Every day, Liam sets his alarm for 6 a.m. then moves to the couch to finish his night’s sleep. Sometimes he hits snooze and his alarm goes off again at 6:10 a.m. Will’s alarm goes off at 6:23 a.m. And today, my alarm went off at 6:30 a.m. There’s no need for Bill to set an alarm given all of this daily, early morning ruckus.

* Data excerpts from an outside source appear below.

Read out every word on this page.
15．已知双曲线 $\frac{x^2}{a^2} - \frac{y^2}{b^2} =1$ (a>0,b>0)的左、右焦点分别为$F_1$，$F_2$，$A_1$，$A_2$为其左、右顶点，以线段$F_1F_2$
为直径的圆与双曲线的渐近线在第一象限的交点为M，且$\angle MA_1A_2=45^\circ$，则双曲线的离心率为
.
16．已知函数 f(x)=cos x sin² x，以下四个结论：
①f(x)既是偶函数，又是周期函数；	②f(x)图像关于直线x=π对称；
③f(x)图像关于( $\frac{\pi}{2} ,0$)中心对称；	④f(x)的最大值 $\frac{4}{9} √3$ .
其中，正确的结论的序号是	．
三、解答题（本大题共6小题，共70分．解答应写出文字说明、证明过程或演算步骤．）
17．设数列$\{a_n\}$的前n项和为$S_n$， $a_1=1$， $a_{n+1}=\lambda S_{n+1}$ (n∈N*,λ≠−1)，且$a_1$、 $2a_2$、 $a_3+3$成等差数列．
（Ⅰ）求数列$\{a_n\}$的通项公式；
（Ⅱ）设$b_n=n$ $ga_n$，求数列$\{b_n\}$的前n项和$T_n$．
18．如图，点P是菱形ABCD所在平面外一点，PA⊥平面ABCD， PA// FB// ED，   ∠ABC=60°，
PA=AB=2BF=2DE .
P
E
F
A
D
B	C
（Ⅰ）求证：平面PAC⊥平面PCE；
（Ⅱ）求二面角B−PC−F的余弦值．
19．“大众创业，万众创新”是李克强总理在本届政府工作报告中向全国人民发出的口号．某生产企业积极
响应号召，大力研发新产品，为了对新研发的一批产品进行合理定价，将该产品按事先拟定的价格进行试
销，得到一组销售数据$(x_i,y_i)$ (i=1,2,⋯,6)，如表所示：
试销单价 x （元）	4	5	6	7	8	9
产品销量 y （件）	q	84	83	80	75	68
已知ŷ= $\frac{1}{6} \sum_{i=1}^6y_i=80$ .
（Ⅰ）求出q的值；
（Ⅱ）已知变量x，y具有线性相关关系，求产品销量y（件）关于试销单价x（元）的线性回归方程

This morning, I turned the Christmas tree lights on, watered the tree, made a cup of coffee, and decided I had time to sit and drink it. I went to the couch to find that Liam’s lanky legs had taken up two of the three cushions. I wiggled into the third. Most of him was under the plush blanket, but his head and feet stuck out either end. The distance from his head to his feet didn’t correlate. Surely there must be two boys under there and I’m seeing the head of one and the feet of another? How did these legs sprout like this? From September to the end of October, he grew an inch. We are getting closer and closer to seeing eye to eye – physically, not theoretically.
Liam’s eyes were closed. “Mom, can I have a bagel?” Yes, he must be growing; he’s asking for food in his sleep. He’s in 7th grade and will be thirteen in January. In the last couple of months, he has headed for bed without being asked to and without asking me to tuck him in. And, what is it that I’m feeling? A liberating sadness. Simultaneous polar opposite feelings are exhausting.

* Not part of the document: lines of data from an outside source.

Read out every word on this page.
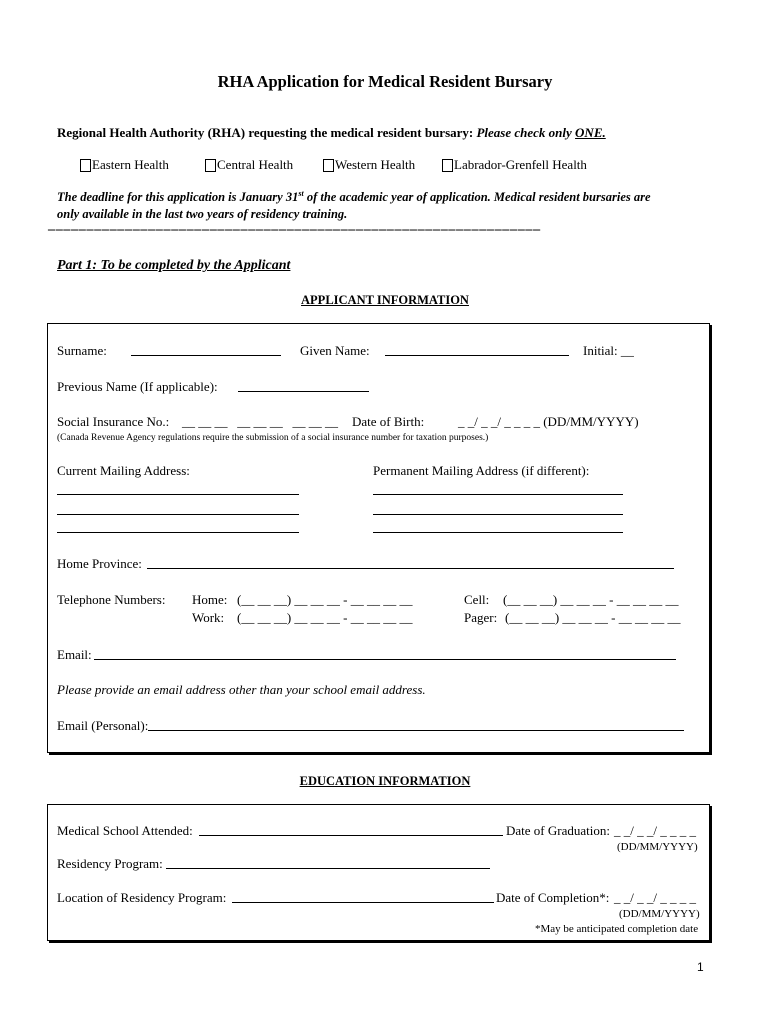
RHA Application for Medical Resident Bursary
Regional Health Authority (RHA) requesting the medical resident bursary: Please check only ONE.
Eastern Health	Central Health	Western Health	Labrador-Grenfell Health
The deadline for this application is January 31st of the academic year of application. Medical resident bursaries are
only available in the last two years of residency training.
––––––––––––––––––––––––––––––––––––––––––––––––––––––––––––––––
Part 1: To be completed by the Applicant
APPLICANT INFORMATION
Surname:	Given Name:	Initial: __
Previous Name (If applicable):
Social Insurance No.: __ __ __   __ __ __   __ __ __ Date of Birth:	_ _/ _ _/ _ _ _ _ (DD/MM/YYYY)
(Canada Revenue Agency regulations require the submission of a social insurance number for taxation purposes.)
Current Mailing Address:	Permanent Mailing Address (if different):
Home Province:
Telephone Numbers: Home: (__ __ __) __ __ __ - __ __ __ __
Work: (__ __ __) __ __ __ - __ __ __ __
Cell: (__ __ __) __ __ __ - __ __ __ __
Pager: (__ __ __) __ __ __ - __ __ __ __
Email:
Please provide an email address other than your school email address.
Email (Personal):
EDUCATION INFORMATION
Medical School Attended:	Date of Graduation: _ _/ _ _/ _ _ _ _
(DD/MM/YYYY)
Residency Program:
Location of Residency Program:	Date of Completion*: _ _/ _ _/ _ _ _ _
(DD/MM/YYYY)
*May be anticipated completion date
1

As his body stretches up, his humor bone is expanding with him. Liam’s word plays suck me in, and his dry one-liners catch us out.
Every turn of the season between summer and fall, the change from humid to dry air brings nosebleeds to the Malcolms. Liam was hit particularly hard this year. One late Sunday afternoon in October, the boys and I were headed to the Arnold Arboretum in Boston to see Shakespeare's Macbeth performed outside. A fog artist had set up five fog exhibits in Boston, and one was at the arboretum. The fog was set to roll continuously down a hill that was the stage – a fabulous setting for Macbeth.
That morning Liam had a torrential nosebleed, which he handled quite well, Kleenex after Kleenex, as he stood over the garbage can. Consequently, for the trip to the Arboretum, along with our chairs, blankets, snow pants, and hot cocoa, I packed an easily accessible lump of tissues.
We parked then walked nearly a mile to find a spot on the lawn by the hill. We set up camp, sat down on our beach chairs, and Liam’s nose took its cue for another gusher. Calmly, Liam accepted and exchanged tissues. I was trying to keep the blood-stained tissues out of sight from the crowd around us. From Liam’s nose, I whisked them quickly into a grocery bag. Liam looked at me as he sat patiently waiting for it to stop.
“It wouldn’t be Macbeth without a little blood, Mom.”